Transaktionskosten und -geschwindigkeit als Contra-Argumente?

Damit sich Kryptowährungen als Zahlungsmittel flächendeckend etablieren können, ist unter anderem eine hohe Transaktionsgeschwindigkeit von großer Bedeutung. Leider scheint sich hier (noch) eine große Schwäche vieler Kryptowährungen aufzutun. So sind bei Bitcoin zum Beispiel aktuell nur 7 Transaktionen pro Sekunde möglich (nach Segwit2x: 9,6 pro Sekunde). Auch andere Digitalwährungen wie Ethereum oder Bitcoin Cash schaffen aktuell nur 20 bzw. 92 Transaktionen pro Sekunde. Zum Vergleich: Der E-Wallet-Anbieter PayPal kommt auf bis zu 450 Transaktionen pro Sekunde; die VISA-Kreditkarte sogar auf bis zu 56.000 Transaktionen pro Sekunde. Der Transfer von Kryptogeld dauert nur deshalb so lange, weil jede Transaktion vom Netzwerk (Blockchain) überprüft und die Zahlung entsprechend validiert werden muss. Dieser Vorgang kann mehrere Minuten oder sogar mehrere Stunden dauern – für eine Bezahlung im Einzelhandel also sicherlich noch zu lange. Es ist jedoch anzumerken, dass die Transaktionsgeschwindigkeit bei Kryptowährungen immer weiter optimiert wird.
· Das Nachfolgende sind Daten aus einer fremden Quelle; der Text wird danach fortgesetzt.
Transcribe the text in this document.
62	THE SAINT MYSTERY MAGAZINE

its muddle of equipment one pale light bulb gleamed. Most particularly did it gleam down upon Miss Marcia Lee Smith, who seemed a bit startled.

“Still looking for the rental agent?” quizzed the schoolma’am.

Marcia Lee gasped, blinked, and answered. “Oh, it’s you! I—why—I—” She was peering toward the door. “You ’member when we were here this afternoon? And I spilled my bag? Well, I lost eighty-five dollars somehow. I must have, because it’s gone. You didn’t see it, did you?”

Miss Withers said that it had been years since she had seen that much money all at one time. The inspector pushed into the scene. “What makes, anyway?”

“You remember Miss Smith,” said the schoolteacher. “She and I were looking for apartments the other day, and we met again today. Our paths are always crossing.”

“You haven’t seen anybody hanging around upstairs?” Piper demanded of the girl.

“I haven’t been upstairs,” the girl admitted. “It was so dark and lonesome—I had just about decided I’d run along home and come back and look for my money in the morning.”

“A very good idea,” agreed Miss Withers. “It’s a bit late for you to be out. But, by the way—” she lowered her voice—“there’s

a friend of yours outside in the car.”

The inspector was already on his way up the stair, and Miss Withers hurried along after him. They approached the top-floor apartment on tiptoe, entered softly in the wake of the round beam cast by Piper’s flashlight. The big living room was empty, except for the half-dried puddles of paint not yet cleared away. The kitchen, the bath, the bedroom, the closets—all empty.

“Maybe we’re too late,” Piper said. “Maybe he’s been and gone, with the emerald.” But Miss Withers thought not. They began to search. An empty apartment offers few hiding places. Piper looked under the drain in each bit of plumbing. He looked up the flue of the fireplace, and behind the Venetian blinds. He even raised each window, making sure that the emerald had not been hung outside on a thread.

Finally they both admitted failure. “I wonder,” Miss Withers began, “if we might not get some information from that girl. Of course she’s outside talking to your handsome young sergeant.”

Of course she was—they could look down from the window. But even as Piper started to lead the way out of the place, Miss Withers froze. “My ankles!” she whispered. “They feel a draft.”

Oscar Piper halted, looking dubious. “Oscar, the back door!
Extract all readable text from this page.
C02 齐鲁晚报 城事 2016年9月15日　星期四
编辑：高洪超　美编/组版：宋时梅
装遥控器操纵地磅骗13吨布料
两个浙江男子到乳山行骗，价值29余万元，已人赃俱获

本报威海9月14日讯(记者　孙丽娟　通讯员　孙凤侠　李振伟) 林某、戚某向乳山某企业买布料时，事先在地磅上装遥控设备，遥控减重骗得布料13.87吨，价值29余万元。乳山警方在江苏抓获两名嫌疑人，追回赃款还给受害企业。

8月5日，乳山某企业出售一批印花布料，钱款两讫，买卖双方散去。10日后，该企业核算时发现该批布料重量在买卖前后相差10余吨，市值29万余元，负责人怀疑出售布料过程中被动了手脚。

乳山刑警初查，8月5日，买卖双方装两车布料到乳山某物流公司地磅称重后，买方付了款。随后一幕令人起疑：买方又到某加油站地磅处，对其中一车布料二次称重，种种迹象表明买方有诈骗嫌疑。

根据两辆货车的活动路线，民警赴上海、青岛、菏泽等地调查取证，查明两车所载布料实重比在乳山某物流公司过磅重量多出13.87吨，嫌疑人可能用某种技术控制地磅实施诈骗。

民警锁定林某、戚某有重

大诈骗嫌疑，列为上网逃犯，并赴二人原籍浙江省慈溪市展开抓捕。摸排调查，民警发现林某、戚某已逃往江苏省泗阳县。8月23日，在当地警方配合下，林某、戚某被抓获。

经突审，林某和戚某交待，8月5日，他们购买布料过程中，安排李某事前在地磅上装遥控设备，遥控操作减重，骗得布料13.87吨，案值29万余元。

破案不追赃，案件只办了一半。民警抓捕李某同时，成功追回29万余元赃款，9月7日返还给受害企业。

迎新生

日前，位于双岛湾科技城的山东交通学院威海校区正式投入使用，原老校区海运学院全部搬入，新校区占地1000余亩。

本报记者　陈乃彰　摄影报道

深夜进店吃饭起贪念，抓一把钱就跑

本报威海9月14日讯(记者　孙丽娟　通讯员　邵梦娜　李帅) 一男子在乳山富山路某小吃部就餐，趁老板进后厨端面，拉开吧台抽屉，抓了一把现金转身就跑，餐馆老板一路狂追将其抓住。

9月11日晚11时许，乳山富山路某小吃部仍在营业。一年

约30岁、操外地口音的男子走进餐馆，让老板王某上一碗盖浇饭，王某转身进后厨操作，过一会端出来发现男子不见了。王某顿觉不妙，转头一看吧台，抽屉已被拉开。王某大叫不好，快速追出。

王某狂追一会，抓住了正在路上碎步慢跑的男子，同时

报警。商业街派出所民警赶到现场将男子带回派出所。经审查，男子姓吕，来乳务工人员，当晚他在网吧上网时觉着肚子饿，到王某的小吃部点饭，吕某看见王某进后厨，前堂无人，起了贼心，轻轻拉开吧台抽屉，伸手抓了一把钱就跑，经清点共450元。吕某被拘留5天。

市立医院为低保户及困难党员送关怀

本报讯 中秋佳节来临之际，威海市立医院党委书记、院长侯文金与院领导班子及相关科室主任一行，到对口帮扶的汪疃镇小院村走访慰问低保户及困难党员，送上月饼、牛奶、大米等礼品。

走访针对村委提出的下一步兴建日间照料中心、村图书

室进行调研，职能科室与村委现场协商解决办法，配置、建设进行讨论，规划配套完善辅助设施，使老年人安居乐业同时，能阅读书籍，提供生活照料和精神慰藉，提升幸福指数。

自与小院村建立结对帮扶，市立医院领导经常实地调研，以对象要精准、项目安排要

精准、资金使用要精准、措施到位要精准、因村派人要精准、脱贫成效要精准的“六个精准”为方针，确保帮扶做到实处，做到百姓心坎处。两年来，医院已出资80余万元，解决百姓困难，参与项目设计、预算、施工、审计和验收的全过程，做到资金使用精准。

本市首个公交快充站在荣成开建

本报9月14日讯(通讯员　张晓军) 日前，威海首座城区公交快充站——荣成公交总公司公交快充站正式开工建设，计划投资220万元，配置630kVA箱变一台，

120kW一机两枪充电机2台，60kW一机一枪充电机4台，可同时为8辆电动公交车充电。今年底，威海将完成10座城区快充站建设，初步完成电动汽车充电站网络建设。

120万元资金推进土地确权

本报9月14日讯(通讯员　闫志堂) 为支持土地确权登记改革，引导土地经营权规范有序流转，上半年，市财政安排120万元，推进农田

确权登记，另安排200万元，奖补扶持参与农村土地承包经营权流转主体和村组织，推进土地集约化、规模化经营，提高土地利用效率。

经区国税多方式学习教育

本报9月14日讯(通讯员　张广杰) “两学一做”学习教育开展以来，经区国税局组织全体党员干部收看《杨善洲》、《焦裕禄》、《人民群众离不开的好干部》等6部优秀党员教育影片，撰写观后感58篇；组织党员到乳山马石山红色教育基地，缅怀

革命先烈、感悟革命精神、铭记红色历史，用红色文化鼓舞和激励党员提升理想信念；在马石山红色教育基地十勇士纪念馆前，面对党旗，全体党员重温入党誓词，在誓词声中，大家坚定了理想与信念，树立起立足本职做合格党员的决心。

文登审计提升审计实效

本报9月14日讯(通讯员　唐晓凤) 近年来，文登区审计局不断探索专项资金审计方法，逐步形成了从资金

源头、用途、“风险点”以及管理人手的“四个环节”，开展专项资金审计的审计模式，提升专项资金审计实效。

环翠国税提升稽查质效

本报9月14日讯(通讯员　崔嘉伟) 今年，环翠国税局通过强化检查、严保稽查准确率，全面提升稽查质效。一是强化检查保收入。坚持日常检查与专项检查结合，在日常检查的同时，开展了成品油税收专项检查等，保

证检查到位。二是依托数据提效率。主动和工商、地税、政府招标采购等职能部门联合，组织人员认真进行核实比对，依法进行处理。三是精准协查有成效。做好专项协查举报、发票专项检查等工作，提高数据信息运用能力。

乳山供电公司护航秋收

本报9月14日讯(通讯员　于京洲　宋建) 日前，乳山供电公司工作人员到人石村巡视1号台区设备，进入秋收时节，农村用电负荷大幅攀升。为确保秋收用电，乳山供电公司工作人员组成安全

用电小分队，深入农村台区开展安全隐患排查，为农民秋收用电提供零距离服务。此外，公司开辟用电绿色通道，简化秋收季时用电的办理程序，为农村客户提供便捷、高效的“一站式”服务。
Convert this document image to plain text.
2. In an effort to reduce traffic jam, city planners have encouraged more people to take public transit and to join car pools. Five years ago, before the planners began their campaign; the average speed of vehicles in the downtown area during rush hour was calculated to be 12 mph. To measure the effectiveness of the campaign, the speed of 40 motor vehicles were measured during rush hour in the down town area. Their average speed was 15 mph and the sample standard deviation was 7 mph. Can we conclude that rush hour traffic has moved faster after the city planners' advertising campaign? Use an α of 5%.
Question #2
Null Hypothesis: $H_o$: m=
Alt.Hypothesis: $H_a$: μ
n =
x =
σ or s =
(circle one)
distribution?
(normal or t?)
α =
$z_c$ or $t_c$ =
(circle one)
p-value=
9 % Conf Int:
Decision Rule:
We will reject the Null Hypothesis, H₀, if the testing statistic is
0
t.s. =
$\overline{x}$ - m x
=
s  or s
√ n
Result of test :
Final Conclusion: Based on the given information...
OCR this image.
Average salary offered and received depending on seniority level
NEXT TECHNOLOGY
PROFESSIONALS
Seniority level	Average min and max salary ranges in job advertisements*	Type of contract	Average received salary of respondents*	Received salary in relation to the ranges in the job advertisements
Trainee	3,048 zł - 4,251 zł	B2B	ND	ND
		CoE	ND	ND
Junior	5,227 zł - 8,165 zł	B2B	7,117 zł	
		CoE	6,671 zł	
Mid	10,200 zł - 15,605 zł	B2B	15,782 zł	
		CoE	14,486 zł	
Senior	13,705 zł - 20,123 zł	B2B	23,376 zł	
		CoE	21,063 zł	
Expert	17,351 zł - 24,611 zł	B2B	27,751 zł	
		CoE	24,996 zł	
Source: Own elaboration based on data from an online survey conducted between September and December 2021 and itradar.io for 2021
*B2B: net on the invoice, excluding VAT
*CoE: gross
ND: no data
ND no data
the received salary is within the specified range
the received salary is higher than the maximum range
Ein weiterer entscheidender Faktor dafür, ob Kryptowährungen als Zahlungsmittel akzeptiert werden, sind die anfallenden Transaktionskosten. Diese unterscheiden sich abhängig von der gewählten Digitalwährung. Bei einer Bitcoin-Transaktion werden aktuell 30 Satoshis pro Byte als Gebühr berechnet. Im Durchschnitt werden für eine durchschnittliche Transaktion 225 Bytes benötigt. Das bedeutet, dass die Transaktionsgebühr im Schnitt etwa 6.750 Satoshi beträgt. Aktuell entspricht 1 Satoshi = 0,00000001 BTC. Dementsprechend beträgt die Transaktionsgebühr 0,0000675 BTC. Die Transaktionsgebühren werden unter anderem erhoben, um die sinnlose Überweisung von Kleinstbeträgen und damit eine Überlastung (sog. Denial-of-Service-Angriffe) zu vermeiden. Die Erhebung von Transaktionsgebühren ist natürlich nicht attraktiv, wenn es Kryptowährungen wie der Bitcoin schaffen wollen, in Zukunft als Zahlungsmittel durchzustarten.

Surftipp: Leistungsfähigkeiten und Transaktionskosten bei Kryptowährungen

Gesamtfazit

Den meisten Staaten sind Kryptowährungen derzeit noch ein Dorn im Auge. Schließlich hat der Staat hier keinen Einfluss auf die Geldmenge, was die Gefahr einer Inflation oder Deflation mit sich bringt. Des Weiteren ist über Kryptowährungen zumeist noch eine anonyme Zahlungsabwicklung möglich, was das Hinterziehen von Steuern begünstigt. Dennoch wird zumindest der Bitcoin von vielen Anbietern als Zahlungsmittel akzeptiert. Die verhältnismäßig lange Transaktionsdauer sowie die entstehenden Transaktionsgebühren sind jedoch eindeutige Argumente gegen den Einsatz der digitalen Münzen als Zahlungsmittel. Da die Zahlungsmengen beim Bitcoin und anderen Digitalwährungen zum aktuellen Zeitpunkt jedoch verhältnismäßig gering sind, werden Kryptowährungen in den meisten Ländern (noch) toleriert. Zwar versuchen die Marshall-Inseln jedoch derzeit, ihre eigene Kryptowährung als gesetzliches Zahlungsmittel aufzusetzen. Dennoch ist nicht damit zu rechnen, dass wirtschaftlich bedeutsame Nationen hier in absehbarer Zeit nachziehen werden. Der Ruf nach einer strengen Regulierung von Kryptowährungen wird jedoch insbesondere im europäischen Raum immer lauter – nicht zuletzt wegen der großen Gefahren von Bitcoin und Co.